Pub Date: Dec. 1st, 2008
ISBN: 978-1-933372-63-1
Publisher: Europa Editions

Nine tales of greed and hardship set in the harsh, unforgiving landscape of southern Chile’s islands.

The premier story, also the longest, is the title work, a bleak examination of how the discovery of gold turns prospectors into grasping sinners for whom too much is not enough. The moral dilemma is summed up as the two soldiers-turned-prospectors, Novak and Schaeffer, are about to part. “Look after the bag [of gold],” Novak warns, “it’s all you have in life!” “It is life” Schaeffer composedly responds; certainly the characters act as though it is. In “The Lighthouse Builder,” construction worker Vladimir brings his wife Ana to the desolate land and, not surprisingly, finds her coveted by others. Esteban, a young man exiled by his family, winds up living with the couple and makes a clumsy, ill-advised move on Ana. She tells her husband, but rather than being outraged, Vladimir is amused that this puny youngster dared to accost his wife.
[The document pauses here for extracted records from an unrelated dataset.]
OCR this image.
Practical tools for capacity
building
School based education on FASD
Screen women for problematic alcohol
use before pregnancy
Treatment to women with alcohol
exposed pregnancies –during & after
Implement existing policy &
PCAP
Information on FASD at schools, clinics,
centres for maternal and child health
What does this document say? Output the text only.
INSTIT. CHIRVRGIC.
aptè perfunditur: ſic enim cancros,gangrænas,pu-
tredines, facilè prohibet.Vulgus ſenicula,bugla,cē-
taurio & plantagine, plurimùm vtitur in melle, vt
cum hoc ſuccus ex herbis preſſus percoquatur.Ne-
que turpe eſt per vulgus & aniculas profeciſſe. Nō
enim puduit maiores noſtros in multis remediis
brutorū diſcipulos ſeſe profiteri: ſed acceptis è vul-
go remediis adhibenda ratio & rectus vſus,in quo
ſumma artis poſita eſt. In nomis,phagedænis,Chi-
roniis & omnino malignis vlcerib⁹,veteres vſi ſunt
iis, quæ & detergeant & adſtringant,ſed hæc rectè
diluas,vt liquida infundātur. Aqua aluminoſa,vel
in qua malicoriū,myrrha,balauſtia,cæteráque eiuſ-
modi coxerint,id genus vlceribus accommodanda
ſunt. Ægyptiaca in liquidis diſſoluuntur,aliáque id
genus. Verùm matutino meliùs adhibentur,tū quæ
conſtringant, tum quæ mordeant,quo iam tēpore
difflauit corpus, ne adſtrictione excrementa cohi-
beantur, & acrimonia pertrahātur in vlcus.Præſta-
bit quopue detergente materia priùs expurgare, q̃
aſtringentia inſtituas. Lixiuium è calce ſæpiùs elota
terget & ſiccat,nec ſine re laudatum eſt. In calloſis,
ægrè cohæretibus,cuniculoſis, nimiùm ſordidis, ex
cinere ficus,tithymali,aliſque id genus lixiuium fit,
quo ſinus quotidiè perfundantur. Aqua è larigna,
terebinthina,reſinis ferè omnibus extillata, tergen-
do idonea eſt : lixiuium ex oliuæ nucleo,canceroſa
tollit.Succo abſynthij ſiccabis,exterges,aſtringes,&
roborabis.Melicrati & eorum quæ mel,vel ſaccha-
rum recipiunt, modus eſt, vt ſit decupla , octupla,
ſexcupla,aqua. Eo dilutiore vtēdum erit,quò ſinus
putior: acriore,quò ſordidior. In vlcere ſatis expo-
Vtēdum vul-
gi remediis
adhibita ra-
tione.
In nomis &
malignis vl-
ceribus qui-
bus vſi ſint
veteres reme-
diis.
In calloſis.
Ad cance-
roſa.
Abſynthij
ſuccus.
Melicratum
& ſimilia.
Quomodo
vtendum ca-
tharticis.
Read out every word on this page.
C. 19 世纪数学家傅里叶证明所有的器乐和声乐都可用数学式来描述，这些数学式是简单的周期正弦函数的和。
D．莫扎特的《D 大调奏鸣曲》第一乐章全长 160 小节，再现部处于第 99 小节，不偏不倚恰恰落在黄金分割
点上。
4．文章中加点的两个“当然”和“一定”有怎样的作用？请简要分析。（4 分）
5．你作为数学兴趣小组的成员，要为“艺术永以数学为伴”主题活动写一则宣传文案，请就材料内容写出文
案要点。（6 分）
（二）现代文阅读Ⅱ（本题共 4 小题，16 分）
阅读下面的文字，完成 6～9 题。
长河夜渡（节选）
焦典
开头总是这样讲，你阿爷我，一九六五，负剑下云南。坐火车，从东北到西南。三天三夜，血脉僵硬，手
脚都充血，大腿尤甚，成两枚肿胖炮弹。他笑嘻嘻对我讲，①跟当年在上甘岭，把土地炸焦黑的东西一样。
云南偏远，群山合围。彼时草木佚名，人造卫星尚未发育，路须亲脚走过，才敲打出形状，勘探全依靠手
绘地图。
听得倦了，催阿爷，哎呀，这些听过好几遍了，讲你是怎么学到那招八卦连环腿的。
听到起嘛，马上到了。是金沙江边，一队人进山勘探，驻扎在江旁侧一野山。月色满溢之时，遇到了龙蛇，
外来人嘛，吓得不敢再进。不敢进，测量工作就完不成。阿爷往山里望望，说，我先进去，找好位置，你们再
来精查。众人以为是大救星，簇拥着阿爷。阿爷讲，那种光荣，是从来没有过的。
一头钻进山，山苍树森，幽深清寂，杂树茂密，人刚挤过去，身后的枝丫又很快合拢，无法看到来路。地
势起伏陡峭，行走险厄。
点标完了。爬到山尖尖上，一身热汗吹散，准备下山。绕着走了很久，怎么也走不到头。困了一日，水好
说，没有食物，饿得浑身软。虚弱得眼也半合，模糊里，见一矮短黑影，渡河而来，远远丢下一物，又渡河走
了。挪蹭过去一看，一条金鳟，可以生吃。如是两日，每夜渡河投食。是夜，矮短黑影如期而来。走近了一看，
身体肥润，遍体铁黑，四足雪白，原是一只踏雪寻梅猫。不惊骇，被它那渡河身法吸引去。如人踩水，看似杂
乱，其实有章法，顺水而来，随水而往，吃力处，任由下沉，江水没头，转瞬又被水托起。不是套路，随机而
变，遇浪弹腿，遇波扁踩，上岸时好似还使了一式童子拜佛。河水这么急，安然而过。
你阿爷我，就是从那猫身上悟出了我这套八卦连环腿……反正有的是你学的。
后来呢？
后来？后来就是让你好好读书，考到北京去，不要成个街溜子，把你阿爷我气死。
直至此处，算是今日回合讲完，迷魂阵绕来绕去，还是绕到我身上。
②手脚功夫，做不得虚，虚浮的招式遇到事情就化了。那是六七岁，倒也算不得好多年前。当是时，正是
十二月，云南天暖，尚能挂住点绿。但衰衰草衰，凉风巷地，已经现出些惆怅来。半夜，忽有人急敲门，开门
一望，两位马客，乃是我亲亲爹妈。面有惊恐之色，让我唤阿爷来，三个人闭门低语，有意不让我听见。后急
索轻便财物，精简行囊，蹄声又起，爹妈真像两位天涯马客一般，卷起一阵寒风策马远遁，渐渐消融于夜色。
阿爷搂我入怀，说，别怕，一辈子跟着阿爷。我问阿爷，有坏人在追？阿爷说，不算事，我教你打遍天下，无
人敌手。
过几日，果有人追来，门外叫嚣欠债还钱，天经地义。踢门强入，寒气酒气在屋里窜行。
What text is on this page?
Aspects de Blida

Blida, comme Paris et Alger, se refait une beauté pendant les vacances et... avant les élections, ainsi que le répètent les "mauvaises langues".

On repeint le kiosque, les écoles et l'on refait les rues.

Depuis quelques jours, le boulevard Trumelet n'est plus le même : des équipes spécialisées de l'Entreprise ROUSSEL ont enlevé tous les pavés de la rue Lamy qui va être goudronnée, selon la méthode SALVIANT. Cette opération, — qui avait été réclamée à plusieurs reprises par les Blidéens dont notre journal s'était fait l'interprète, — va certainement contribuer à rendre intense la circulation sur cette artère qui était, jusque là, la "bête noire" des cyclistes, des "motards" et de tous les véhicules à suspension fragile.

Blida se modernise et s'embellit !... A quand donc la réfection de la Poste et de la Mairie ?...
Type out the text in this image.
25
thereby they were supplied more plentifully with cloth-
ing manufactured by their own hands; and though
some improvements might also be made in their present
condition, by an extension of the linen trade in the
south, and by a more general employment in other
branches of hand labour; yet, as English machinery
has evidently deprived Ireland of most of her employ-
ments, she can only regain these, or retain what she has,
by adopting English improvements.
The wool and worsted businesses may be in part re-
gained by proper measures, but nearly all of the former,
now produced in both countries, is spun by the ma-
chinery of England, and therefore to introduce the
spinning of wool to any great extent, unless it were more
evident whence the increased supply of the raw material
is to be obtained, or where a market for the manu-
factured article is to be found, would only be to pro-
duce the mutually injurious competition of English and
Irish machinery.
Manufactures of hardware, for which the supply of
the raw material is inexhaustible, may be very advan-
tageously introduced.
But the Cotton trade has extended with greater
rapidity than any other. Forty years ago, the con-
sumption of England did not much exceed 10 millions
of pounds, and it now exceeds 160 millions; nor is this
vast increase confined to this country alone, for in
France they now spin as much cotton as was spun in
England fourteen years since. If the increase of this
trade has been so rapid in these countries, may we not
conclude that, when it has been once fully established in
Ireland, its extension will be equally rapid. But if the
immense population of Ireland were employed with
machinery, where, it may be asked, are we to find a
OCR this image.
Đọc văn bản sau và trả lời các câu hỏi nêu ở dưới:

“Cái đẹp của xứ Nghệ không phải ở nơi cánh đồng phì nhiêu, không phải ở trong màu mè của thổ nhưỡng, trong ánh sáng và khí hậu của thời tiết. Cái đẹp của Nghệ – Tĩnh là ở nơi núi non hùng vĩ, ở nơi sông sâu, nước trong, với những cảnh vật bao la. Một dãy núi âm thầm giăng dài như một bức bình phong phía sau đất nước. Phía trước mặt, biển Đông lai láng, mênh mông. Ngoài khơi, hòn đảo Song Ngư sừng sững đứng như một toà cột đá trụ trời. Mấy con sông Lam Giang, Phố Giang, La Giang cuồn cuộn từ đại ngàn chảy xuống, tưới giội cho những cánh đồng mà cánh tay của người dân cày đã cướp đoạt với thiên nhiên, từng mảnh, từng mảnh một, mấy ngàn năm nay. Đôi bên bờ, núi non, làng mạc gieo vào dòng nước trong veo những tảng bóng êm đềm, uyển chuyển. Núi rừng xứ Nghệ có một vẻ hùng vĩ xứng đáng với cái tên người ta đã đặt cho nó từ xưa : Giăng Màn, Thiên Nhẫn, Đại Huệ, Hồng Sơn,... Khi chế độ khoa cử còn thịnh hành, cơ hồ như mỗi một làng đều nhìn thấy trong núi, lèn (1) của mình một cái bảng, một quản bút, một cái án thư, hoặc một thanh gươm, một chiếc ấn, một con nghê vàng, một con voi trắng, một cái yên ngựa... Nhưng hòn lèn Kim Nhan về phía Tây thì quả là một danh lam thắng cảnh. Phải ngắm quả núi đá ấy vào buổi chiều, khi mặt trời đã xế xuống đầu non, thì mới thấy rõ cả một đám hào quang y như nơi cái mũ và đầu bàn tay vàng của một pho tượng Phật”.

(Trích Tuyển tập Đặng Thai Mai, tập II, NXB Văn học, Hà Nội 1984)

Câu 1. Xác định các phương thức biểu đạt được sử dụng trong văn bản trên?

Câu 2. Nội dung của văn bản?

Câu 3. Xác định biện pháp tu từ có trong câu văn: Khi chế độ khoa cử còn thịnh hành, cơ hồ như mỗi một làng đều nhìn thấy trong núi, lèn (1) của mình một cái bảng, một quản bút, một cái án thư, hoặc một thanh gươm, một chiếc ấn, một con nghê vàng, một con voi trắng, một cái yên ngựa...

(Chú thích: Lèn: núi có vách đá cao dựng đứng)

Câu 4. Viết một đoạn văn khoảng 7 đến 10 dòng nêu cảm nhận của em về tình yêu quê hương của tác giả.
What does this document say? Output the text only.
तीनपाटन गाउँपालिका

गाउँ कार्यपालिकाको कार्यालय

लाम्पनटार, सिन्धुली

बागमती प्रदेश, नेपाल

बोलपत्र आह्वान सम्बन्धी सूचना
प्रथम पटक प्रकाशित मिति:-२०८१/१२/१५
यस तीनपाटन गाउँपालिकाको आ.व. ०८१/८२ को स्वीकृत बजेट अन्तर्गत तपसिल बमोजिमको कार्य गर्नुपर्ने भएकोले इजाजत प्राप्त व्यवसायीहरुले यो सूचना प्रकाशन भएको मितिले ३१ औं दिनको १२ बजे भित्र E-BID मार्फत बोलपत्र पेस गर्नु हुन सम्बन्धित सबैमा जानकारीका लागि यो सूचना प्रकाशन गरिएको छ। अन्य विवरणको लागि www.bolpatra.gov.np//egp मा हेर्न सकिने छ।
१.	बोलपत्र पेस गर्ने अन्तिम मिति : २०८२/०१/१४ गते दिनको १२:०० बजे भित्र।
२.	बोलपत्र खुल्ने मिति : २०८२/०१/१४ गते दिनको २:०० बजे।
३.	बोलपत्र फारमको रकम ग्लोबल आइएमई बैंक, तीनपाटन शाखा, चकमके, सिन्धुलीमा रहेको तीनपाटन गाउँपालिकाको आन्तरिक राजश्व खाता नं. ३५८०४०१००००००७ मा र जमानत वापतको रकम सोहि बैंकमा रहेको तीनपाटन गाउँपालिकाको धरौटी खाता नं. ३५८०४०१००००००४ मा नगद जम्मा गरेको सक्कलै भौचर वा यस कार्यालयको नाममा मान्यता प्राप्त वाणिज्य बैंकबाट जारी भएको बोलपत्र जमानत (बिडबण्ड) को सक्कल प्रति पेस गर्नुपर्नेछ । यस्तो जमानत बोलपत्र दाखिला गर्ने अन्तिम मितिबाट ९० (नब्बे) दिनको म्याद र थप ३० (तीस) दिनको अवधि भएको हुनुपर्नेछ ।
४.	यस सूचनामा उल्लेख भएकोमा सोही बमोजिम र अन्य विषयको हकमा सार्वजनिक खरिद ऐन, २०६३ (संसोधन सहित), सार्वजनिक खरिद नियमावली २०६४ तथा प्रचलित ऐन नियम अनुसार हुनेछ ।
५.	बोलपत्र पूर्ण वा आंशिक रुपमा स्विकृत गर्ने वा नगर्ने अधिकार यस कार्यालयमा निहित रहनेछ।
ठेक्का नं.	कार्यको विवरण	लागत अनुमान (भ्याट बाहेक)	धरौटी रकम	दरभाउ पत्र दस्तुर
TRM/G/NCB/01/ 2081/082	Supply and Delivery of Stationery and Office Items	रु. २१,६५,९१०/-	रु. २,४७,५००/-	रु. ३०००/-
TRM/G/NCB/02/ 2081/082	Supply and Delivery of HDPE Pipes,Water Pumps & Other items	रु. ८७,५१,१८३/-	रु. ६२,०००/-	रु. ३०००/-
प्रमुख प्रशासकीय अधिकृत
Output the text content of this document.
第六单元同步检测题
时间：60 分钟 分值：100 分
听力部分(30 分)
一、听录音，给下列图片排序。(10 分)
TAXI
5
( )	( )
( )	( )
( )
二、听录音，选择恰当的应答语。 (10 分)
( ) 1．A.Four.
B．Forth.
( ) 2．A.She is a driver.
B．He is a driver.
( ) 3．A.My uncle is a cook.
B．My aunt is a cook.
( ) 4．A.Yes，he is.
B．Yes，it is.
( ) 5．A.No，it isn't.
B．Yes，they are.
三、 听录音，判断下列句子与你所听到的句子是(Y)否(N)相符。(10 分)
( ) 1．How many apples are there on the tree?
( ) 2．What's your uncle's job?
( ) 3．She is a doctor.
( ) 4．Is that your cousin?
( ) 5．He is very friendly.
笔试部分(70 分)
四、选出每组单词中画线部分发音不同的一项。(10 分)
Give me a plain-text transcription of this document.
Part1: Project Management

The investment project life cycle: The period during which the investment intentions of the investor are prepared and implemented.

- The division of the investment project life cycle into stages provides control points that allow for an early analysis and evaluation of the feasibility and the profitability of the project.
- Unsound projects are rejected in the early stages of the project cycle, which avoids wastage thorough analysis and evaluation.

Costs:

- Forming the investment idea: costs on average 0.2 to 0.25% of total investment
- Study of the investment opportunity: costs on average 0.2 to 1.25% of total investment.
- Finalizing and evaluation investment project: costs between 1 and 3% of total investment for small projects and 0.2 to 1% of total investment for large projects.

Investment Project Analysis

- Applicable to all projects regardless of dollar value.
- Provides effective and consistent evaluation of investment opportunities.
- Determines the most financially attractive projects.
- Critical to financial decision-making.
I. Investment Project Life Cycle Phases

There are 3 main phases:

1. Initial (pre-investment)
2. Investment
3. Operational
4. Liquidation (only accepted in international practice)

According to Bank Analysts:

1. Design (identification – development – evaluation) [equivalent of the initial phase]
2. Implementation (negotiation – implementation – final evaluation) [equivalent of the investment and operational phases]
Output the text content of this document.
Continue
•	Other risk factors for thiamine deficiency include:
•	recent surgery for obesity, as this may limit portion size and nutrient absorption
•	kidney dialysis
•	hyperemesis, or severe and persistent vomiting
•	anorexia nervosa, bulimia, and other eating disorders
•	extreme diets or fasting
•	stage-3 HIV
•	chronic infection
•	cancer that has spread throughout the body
He delights in coming home after a day at the construction site to torment Esteban with humiliating questions: “And how goes it today? Did you or didn’t you? How was it? Did you get the treasure?” Humor and tragedy coexist in these tales redolent of the sea, but tragedy often wins out. Men who come ashore to bury a comrade who died at sea get distracted at a local tavern and leave the body to be covered by snow (“Five Sailors and a Green Coffin”). A malicious horse-breaker makes sure that the company accountant gets an untamable animal, and the predictable rapidly becomes the inevitable: The horse throws the rider, who develops hallucinations and loses track of time (“On the Horse of Dawn”). A ship’s cook “adopts” a lamb and later kills the sailor who threw it overboard (“Passage to Puerto Edén”).

Much-honored Chilean author Coloane (1910–2002) captures the geographical and psychological extremity of his native grounds in beautiful language, well translated by Curtis.